2021-11-16 09:55:07,030 - moleculekit.tools.preparation - WARNING - Dubious protonation state:    MET    65 A (pKa= 7.76)
2021-11-16 09:55:07,030 - moleculekit.tools.preparation - WARNING - Dubious protonation state:    ASP   114 A (pKa= 7.85)
2021-11-16 09:55:07,030 - moleculekit.tools.preparation - WARNING - Dubious protonation state:    MET    65 B (pKa= 7.76)
2021-11-16 09:55:07,031 - moleculekit.tools.preparation - WARNING - Dubious protonation state:    ASP   114 B (pKa= 7.85)
2021-11-16 09:55:07,037 - moleculekit.tools.preparation - WARNING - Predictions for 18 residues may be incorrect because they are exposed to the membrane (-16.0<z<16.00 and buried<0.8%).

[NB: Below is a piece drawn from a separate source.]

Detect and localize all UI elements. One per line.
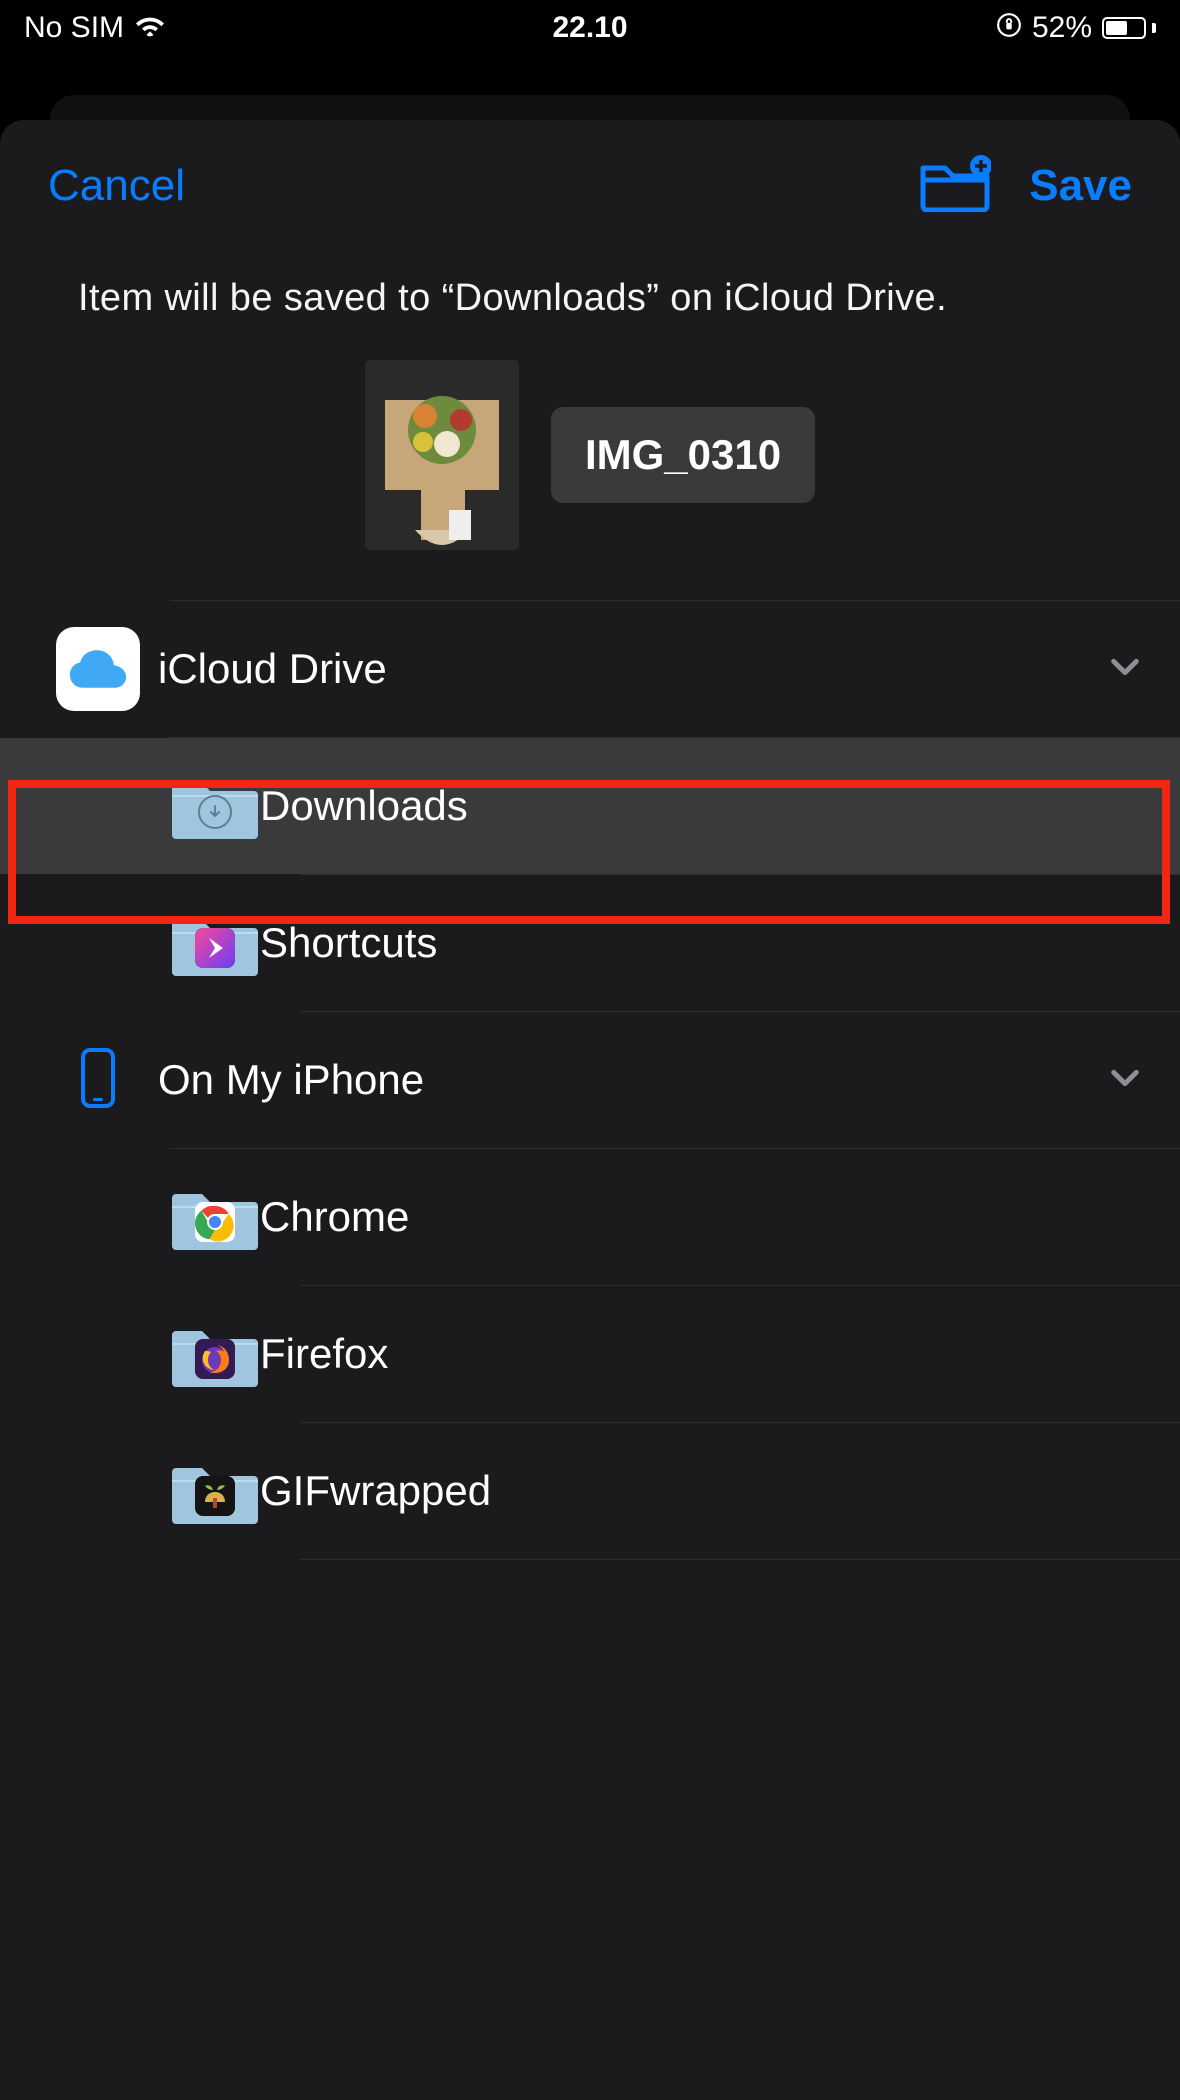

Case 2. Building with a ligand#

Coexistence and automatic placement of a ligand requires further manipulation, because:

  1. The ligand may have to be arranged in a geometrically sensible way

  2. We likely need additional parameters and topologies

See the tutorial System Building Trypsin-Benzamidine.

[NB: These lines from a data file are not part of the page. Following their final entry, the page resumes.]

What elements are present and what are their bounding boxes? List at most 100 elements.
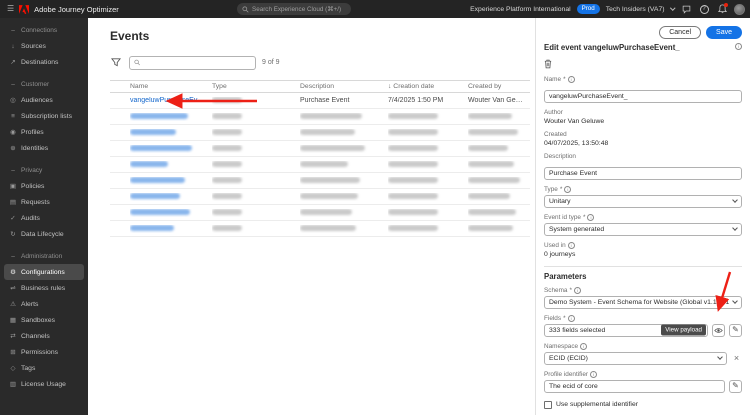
type-label-row: Type * i xyxy=(544,185,742,193)
cell-name xyxy=(130,192,212,201)
sidebar-section-connections: – Connections xyxy=(0,23,88,38)
column-header-creation-date[interactable]: ↓ Creation date xyxy=(388,83,468,90)
name-label-row: Name * i xyxy=(544,75,742,83)
sidebar-item-profiles[interactable]: ◉ Profiles xyxy=(4,124,84,140)
table-row-redacted[interactable] xyxy=(110,205,530,221)
filter-button[interactable] xyxy=(108,55,123,70)
edit-profile-identifier-button[interactable]: ✎ xyxy=(729,379,742,393)
table-row-redacted[interactable] xyxy=(110,141,530,157)
data-lifecycle-icon: ↻ xyxy=(10,231,16,238)
info-icon[interactable]: i xyxy=(564,185,572,193)
sidebar-item-sources[interactable]: ↓ Sources xyxy=(4,38,84,54)
redacted-text xyxy=(212,208,242,215)
column-header-type[interactable]: Type xyxy=(212,83,300,90)
sidebar-section-administration: – Administration xyxy=(0,249,88,264)
events-search xyxy=(129,55,256,70)
column-header-name[interactable]: Name xyxy=(130,83,212,90)
info-icon[interactable]: i xyxy=(580,342,588,350)
page-title: Events xyxy=(110,29,150,43)
supplemental-identifier-checkbox[interactable] xyxy=(544,400,552,409)
cancel-button[interactable]: Cancel xyxy=(659,26,702,39)
sidebar-item-license-usage[interactable]: ▥ License Usage xyxy=(4,376,84,392)
redacted-text xyxy=(130,144,192,151)
column-header-description[interactable]: Description xyxy=(300,83,388,90)
sidebar-item-requests[interactable]: ▤ Requests xyxy=(4,194,84,210)
info-icon[interactable]: i xyxy=(567,241,575,249)
cell-type xyxy=(212,112,300,121)
redacted-text xyxy=(468,208,516,215)
column-header-created-by[interactable]: Created by xyxy=(468,83,530,90)
table-row-redacted[interactable] xyxy=(110,173,530,189)
user-avatar[interactable] xyxy=(734,3,745,15)
menu-icon[interactable]: ☰ xyxy=(7,5,14,13)
sidebar-item-audits[interactable]: ✓ Audits xyxy=(4,210,84,226)
redacted-text xyxy=(468,160,514,167)
table-row-redacted[interactable] xyxy=(110,109,530,125)
info-icon[interactable]: i xyxy=(567,314,575,322)
help-icon: ? xyxy=(699,4,709,14)
info-icon[interactable]: i xyxy=(573,286,581,294)
cell-name[interactable]: vangeluwPurchaseEvent_ xyxy=(130,97,212,104)
sidebar-item-data-lifecycle[interactable]: ↻ Data Lifecycle xyxy=(4,226,84,242)
pencil-icon: ✎ xyxy=(732,381,739,391)
sidebar-item-configurations[interactable]: ⚙ Configurations xyxy=(4,264,84,280)
close-icon: × xyxy=(733,353,740,364)
global-search[interactable]: Search Experience Cloud (⌘+/) xyxy=(237,3,351,15)
notifications-button[interactable] xyxy=(716,3,728,15)
created-value: 04/07/2025, 13:50:48 xyxy=(544,139,609,147)
profile-identifier-field[interactable] xyxy=(544,379,725,393)
sidebar-item-identities[interactable]: ⊕ Identities xyxy=(4,140,84,156)
cell-description xyxy=(300,224,388,233)
event-id-type-select[interactable]: System generated xyxy=(544,222,742,236)
clear-namespace-button[interactable]: × xyxy=(731,353,742,364)
event-name-link[interactable]: vangeluwPurchaseEvent_ xyxy=(130,97,211,104)
sidebar-item-channels[interactable]: ⇄ Channels xyxy=(4,328,84,344)
feedback-button[interactable] xyxy=(680,3,692,15)
eye-icon xyxy=(714,327,723,333)
sidebar-item-sandboxes[interactable]: ▦ Sandboxes xyxy=(4,312,84,328)
redacted-text xyxy=(212,96,242,103)
view-payload-button[interactable] xyxy=(712,323,725,337)
sandbox-switcher[interactable]: Tech Insiders (VA7) xyxy=(606,6,665,13)
table-row-redacted[interactable] xyxy=(110,157,530,173)
table-row-redacted[interactable] xyxy=(110,189,530,205)
namespace-select[interactable]: ECID (ECID) xyxy=(544,351,727,365)
used-in-label-row: Used in i xyxy=(544,241,742,249)
app-window: ☰ Adobe Journey Optimizer Search Experie… xyxy=(0,0,750,415)
redacted-text xyxy=(300,144,365,151)
schema-select[interactable]: Demo System - Event Schema for Website (… xyxy=(544,295,742,309)
search-icon xyxy=(242,5,249,13)
chevron-down-icon xyxy=(669,5,675,11)
type-select[interactable]: Unitary xyxy=(544,194,742,208)
info-icon[interactable]: i xyxy=(567,75,575,83)
events-search-input[interactable] xyxy=(143,59,251,66)
cell-created-by xyxy=(468,160,530,169)
save-button[interactable]: Save xyxy=(706,26,742,39)
info-icon[interactable]: i xyxy=(735,43,742,50)
sidebar-item-subscription-lists[interactable]: ≡ Subscription lists xyxy=(4,108,84,124)
sidebar-item-alerts[interactable]: ⚠ Alerts xyxy=(4,296,84,312)
help-button[interactable]: ? xyxy=(698,3,710,15)
edit-fields-button[interactable]: ✎ xyxy=(729,323,742,337)
table-row[interactable]: vangeluwPurchaseEvent_ Purchase Event 7/4/… xyxy=(110,93,530,109)
cell-type xyxy=(212,176,300,185)
cell-type xyxy=(212,144,300,153)
redacted-text xyxy=(130,176,185,183)
org-name[interactable]: Experience Platform International xyxy=(470,6,571,13)
name-field[interactable] xyxy=(544,89,742,103)
delete-event-button[interactable] xyxy=(544,58,558,70)
info-icon[interactable]: i xyxy=(587,213,595,221)
sidebar-item-tags[interactable]: ◇ Tags xyxy=(4,360,84,376)
sidebar-item-permissions[interactable]: ⊞ Permissions xyxy=(4,344,84,360)
sidebar-item-business-rules[interactable]: ⇌ Business rules xyxy=(4,280,84,296)
table-row-redacted[interactable] xyxy=(110,221,530,237)
sidebar-item-destinations[interactable]: ↗ Destinations xyxy=(4,54,84,70)
sidebar-item-policies[interactable]: ▣ Policies xyxy=(4,178,84,194)
panel-actions: Cancel Save xyxy=(544,26,742,39)
sidebar-item-audiences[interactable]: ◎ Audiences xyxy=(4,92,84,108)
redacted-text xyxy=(130,160,168,167)
description-label: Description xyxy=(544,152,576,160)
info-icon[interactable]: i xyxy=(590,370,598,378)
table-row-redacted[interactable] xyxy=(110,125,530,141)
description-field[interactable] xyxy=(544,166,742,180)
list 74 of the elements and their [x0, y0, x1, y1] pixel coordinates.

Case 3. Membrane proteins#

Pre-equilibrated membranes can be merged with pre-oriented systems, e.g. downloaded from the OPM. See the tutorial System Building μ-opioid Receptor in Membrane.

Citations#

Please acknowledge your use of PDB2PQR and PropKa by citing:

  • Dolinsky TJ, Czodrowski P, Li H, Nielsen JE, Jensen JH, Klebe G, Baker NA. PDB2PQR: Expanding and upgrading automated preparation of biomolecular structures for molecular simulations. Nucleic Acids Res, 35, W522-5, 2007.

  • Sondergaard, Chresten R., Mats HM Olsson, Michal Rostkowski, and Jan H. Jensen. “Improved Treatment of Ligands and Coupling Effects in Empirical Calculation and Rationalization of pKa Values.” Journal of Chemical Theory and Computation 7, no. 7 (2011): 2284-2295.